Sabe por quê muita gente vem a Igreja, recebe uma bênção, e vai embora? Porque não integrou-se à comunhão dos santos. Estava na Igreja apenas visando o seu próprio bem-estar.
Quando uma pessoa não busca comungar com os irmãos, ela se torna uma pessoa vazia, oca, e fraca.
Nossa força espiritual depende muito da comunhão que desen-volvemos com Cristo, através da comunhão que temos com o Seu Corpo.
Por isso, o escritor sagrado insiste em que não deixemos de “congregar-nos, como é costume de alguns” (Hb.10:25).
O que deve nos motivar a vir à Igreja não é a busca por solução de problemas, e sim a comunhão com os nossos irmãos. Desta maneira, compreendemos que Deus nos chama a dar, a oferecer, e não apenas a receber. Devemos vir à Igreja com o intuito de oferecer o que temos recebido de Deus. Se assim o fizermos, Deus sempre terá prazer em nos dar mais e mais.

3 comentários:

Anônimo disse...

muito boa a mensagem uma das melhores se não for a melhor que ja li sobre Comunhao.



Wellingto alves

leria disse...

Realmente é uma mensagem excelente sobre o assunto comunhão,mas se puder me responda algo:o que devo fazer quando busco algum irmão da igreja onde congrego para que me preste um auxílio para um membro de minha casa ou para mim mesma, digo algo emocional e espiritual, nada material;e nem o pastor da igreja,que por sinal vive pregando exatamente o que vc escreve,dá importancia a sua dor? qual é a atitude de comunhão nesse ato?

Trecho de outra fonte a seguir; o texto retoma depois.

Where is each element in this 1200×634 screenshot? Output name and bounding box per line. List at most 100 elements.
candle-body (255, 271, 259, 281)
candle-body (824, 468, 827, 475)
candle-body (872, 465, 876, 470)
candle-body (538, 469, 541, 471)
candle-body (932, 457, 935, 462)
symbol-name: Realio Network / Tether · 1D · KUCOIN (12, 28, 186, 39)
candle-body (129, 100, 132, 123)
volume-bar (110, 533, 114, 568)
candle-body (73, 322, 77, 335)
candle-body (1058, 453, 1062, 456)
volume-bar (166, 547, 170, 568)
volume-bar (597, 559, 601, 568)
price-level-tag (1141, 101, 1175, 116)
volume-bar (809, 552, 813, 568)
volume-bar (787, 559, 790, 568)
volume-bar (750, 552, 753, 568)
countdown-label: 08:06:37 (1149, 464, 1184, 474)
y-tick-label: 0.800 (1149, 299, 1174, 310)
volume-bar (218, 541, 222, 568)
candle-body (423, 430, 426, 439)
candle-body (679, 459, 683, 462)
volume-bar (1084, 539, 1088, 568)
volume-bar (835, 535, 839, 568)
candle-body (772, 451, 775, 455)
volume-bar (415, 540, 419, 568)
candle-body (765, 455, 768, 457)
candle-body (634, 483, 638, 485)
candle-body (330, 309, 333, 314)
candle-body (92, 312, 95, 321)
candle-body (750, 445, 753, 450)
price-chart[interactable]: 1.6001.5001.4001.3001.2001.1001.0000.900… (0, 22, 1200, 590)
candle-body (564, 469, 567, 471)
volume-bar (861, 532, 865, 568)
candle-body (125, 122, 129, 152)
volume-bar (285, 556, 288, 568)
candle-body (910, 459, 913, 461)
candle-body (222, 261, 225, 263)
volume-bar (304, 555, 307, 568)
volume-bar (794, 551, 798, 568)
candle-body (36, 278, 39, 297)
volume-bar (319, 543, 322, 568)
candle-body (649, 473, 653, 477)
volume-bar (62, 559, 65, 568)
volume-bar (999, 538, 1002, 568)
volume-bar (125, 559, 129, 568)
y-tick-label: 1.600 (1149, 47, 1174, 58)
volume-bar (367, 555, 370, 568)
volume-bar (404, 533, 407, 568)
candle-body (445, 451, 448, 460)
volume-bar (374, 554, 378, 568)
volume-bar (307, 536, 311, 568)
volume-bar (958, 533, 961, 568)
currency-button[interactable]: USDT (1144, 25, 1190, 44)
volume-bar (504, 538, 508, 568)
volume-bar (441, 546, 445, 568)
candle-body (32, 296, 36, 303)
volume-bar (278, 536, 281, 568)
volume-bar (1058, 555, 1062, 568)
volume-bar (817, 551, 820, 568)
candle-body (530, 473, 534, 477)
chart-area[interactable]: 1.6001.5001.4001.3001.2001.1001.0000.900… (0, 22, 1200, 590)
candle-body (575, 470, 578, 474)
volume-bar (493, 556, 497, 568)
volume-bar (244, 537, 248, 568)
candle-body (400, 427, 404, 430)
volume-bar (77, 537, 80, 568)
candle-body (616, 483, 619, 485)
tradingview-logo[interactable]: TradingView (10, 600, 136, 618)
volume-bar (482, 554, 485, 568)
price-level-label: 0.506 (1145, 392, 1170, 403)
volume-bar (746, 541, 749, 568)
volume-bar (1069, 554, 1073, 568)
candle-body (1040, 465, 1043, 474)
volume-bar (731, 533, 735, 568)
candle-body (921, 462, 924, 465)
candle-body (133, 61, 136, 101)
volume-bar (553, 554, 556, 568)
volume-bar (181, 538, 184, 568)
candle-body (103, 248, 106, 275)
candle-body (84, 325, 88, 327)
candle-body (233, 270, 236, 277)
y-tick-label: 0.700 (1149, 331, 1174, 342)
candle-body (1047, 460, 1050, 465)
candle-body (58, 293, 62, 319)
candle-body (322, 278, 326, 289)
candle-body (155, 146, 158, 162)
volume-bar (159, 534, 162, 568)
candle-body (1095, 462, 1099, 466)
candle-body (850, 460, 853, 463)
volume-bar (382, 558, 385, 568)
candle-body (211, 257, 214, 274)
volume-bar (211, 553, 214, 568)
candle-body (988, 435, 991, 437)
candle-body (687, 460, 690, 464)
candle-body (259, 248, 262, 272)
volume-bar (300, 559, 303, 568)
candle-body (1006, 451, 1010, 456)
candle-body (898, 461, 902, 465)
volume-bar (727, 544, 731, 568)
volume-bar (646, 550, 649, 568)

O que fazer qdo. por estar com problemas emocionais e espirituais vc é chamado de "crente problemático ou bicudo" ou ainda ser visto como alguem que está sendo castigado por Deus ?Devemos insistir em continuar nessa congregação? Isso é sinal de comunhão? O discurso na pratica é outro. Tens alguma dica? Obrigada. Alvorecer.

leria disse...

Quando digo que o discurso na prática é outro não estou questionando o que vc escreveu,nem sendo ironica,pois como disse está excelente e correto biblicamente.O fato é que tudo o que aprendi parece um engano. Desculpe qualquer coisa. Paz.